Давила тишина. Не нравилась она Аврамову, ох, не нравилась. Ее слушали шесть бандитских ушей, сторожили всей кожей, стерегли каждое движение в отсеках.
Рутова сидела прямо, светилась прозрачной голубизной лица. Отсюда ей были видны ноги Агамалова и пальцы на животе, из них шерстяной красной ниточкой повисла, потекла струйка.
— Сонюшка, ты не таись... покричи, вот и легче станет... облегчи криком душу... ну, начинай, голубонька! — шептал ей на хо Аврамов, гладил руку.
— За-ачем? — Она через силу обернулась, посмотрела загнанно.
— Нужно. Позарез это нам нужно. Только начни. А там бог не выдаст, свинья не съест.
И тогда выпустила она с немыслимым облегчением крик, что стоял в горле и рвался наружу, запричитала пронзительно, страшно, по-бабьи, клонясь к коленям.

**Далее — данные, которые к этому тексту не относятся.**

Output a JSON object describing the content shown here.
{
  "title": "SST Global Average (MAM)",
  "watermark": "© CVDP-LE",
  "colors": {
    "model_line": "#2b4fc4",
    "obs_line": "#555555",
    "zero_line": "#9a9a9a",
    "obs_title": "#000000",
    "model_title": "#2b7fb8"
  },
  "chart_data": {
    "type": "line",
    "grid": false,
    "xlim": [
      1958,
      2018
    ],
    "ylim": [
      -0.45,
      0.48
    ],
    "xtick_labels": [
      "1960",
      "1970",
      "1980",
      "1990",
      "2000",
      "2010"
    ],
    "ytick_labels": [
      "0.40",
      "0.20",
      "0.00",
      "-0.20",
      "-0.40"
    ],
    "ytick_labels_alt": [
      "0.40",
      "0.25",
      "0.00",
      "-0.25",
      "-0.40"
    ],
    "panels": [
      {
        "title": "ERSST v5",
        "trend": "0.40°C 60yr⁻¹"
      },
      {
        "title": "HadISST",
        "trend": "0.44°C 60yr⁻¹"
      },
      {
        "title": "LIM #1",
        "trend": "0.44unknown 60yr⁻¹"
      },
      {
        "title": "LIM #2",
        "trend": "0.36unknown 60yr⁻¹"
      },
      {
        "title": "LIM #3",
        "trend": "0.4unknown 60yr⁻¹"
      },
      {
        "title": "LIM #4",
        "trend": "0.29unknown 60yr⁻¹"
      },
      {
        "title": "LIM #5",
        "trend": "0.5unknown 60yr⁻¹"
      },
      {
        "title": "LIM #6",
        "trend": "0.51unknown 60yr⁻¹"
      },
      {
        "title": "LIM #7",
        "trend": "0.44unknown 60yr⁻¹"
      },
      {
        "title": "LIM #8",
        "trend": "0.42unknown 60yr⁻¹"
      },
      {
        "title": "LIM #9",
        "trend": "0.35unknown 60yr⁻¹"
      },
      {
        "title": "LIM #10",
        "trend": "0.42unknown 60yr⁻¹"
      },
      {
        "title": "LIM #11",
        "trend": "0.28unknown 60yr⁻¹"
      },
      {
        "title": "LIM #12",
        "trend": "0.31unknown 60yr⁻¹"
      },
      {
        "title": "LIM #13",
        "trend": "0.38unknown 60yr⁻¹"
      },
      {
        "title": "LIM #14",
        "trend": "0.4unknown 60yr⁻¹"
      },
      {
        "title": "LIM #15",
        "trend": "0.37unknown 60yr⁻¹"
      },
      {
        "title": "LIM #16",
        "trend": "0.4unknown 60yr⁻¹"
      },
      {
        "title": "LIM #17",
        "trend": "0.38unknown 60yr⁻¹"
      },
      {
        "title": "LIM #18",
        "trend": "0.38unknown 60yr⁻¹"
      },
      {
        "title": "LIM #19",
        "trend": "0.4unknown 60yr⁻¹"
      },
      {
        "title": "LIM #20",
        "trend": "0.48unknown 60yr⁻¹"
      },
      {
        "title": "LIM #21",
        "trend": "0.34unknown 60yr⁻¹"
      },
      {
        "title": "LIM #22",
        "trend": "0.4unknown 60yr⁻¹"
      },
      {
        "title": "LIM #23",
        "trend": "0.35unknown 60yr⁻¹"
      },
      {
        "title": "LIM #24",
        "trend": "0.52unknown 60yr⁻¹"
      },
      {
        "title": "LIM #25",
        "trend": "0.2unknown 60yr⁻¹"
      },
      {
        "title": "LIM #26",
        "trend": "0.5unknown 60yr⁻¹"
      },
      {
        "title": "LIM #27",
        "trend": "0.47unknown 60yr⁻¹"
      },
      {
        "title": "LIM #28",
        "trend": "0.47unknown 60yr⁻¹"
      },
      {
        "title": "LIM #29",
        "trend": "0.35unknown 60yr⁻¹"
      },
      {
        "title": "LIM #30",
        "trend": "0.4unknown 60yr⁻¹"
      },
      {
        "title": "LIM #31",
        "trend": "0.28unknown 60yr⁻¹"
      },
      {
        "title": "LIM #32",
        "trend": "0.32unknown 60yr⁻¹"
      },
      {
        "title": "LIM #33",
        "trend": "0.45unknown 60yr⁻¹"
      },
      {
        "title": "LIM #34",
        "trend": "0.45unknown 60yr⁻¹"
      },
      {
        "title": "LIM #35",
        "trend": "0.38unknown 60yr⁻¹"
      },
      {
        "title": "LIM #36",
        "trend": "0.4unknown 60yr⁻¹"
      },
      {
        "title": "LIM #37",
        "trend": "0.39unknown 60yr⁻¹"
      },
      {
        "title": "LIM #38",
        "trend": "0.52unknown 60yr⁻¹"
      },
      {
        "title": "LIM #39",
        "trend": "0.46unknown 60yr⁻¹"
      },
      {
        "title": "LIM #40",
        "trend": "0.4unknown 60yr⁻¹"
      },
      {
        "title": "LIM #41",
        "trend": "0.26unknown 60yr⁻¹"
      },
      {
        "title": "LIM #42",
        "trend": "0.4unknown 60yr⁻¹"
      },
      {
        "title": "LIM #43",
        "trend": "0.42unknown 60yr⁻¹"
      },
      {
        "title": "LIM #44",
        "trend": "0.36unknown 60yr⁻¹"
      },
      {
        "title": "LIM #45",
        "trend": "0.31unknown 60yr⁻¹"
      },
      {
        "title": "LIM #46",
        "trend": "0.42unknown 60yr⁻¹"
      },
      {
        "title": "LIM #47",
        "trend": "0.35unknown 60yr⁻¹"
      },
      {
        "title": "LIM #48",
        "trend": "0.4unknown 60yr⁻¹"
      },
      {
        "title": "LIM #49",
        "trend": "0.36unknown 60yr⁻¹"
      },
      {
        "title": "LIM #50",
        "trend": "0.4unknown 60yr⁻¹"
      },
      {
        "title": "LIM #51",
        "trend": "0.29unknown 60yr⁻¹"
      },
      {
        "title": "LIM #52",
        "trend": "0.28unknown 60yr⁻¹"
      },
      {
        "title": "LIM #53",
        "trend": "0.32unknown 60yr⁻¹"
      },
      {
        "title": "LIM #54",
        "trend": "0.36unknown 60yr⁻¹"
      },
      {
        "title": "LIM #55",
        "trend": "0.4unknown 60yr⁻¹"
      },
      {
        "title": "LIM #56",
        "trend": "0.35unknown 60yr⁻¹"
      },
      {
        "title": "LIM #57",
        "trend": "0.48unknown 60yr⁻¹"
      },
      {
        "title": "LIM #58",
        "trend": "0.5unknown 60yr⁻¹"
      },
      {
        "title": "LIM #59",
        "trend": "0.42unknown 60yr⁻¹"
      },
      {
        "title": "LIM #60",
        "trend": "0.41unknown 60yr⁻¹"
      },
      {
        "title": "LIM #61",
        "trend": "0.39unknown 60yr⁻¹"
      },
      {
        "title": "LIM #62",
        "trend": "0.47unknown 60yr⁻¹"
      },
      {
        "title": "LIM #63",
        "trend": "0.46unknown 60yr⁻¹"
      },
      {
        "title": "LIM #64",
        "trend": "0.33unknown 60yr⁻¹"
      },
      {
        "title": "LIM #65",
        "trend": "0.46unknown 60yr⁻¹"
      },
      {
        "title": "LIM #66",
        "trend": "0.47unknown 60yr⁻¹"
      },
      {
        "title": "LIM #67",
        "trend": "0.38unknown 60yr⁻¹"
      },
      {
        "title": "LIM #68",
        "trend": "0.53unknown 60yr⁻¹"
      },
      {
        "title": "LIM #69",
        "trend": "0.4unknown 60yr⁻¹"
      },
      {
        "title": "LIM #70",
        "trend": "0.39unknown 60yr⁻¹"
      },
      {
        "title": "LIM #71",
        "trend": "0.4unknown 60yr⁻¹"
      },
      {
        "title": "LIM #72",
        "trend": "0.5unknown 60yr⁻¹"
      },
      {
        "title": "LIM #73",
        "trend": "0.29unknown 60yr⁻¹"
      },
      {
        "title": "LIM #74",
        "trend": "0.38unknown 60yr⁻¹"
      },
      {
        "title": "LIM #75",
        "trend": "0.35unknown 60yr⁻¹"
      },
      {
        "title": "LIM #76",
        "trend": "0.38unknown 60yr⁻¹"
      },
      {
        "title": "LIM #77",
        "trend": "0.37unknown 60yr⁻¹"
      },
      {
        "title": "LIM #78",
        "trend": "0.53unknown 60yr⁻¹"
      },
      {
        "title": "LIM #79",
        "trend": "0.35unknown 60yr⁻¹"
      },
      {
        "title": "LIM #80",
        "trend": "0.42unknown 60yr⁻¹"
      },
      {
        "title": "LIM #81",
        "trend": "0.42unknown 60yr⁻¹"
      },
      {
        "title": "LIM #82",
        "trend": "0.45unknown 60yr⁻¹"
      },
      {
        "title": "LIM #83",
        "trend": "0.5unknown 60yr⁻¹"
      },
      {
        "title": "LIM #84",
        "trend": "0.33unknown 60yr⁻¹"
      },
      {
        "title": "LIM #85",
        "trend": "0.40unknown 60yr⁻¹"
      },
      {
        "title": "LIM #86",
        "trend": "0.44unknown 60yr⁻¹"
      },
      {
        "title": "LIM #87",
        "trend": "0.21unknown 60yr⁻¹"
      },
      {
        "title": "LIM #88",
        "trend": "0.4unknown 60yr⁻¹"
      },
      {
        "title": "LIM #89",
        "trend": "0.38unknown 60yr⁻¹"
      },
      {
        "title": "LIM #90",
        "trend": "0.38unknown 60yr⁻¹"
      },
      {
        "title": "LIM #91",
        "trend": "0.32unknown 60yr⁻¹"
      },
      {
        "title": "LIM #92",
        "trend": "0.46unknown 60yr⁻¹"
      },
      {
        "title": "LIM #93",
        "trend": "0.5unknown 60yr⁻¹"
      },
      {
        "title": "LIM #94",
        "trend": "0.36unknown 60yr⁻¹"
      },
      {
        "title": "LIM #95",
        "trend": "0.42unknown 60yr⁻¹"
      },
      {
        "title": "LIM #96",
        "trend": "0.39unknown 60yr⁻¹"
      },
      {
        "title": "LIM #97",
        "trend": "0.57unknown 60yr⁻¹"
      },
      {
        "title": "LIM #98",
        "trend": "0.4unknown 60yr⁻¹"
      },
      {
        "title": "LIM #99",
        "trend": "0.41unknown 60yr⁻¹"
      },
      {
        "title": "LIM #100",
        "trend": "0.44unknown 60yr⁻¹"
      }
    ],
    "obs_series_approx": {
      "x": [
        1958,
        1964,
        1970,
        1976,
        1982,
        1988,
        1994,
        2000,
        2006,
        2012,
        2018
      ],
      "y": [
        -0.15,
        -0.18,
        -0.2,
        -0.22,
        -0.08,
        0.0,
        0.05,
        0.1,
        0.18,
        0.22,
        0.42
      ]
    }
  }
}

Будто взорвалась тишина, прорвались у людей, придавленных страхом, жалость к мальчишке, ярость и стыд за трусость всеобщую. Вагон бушевал, и Аврамов почувствовал громадное облегчение. Он ужом скользнул вниз, под лавку, таясь, глянул в конец вагона. Рыжий затравленно крутился на месте, немо разевал рот — глушил рев в отсеках.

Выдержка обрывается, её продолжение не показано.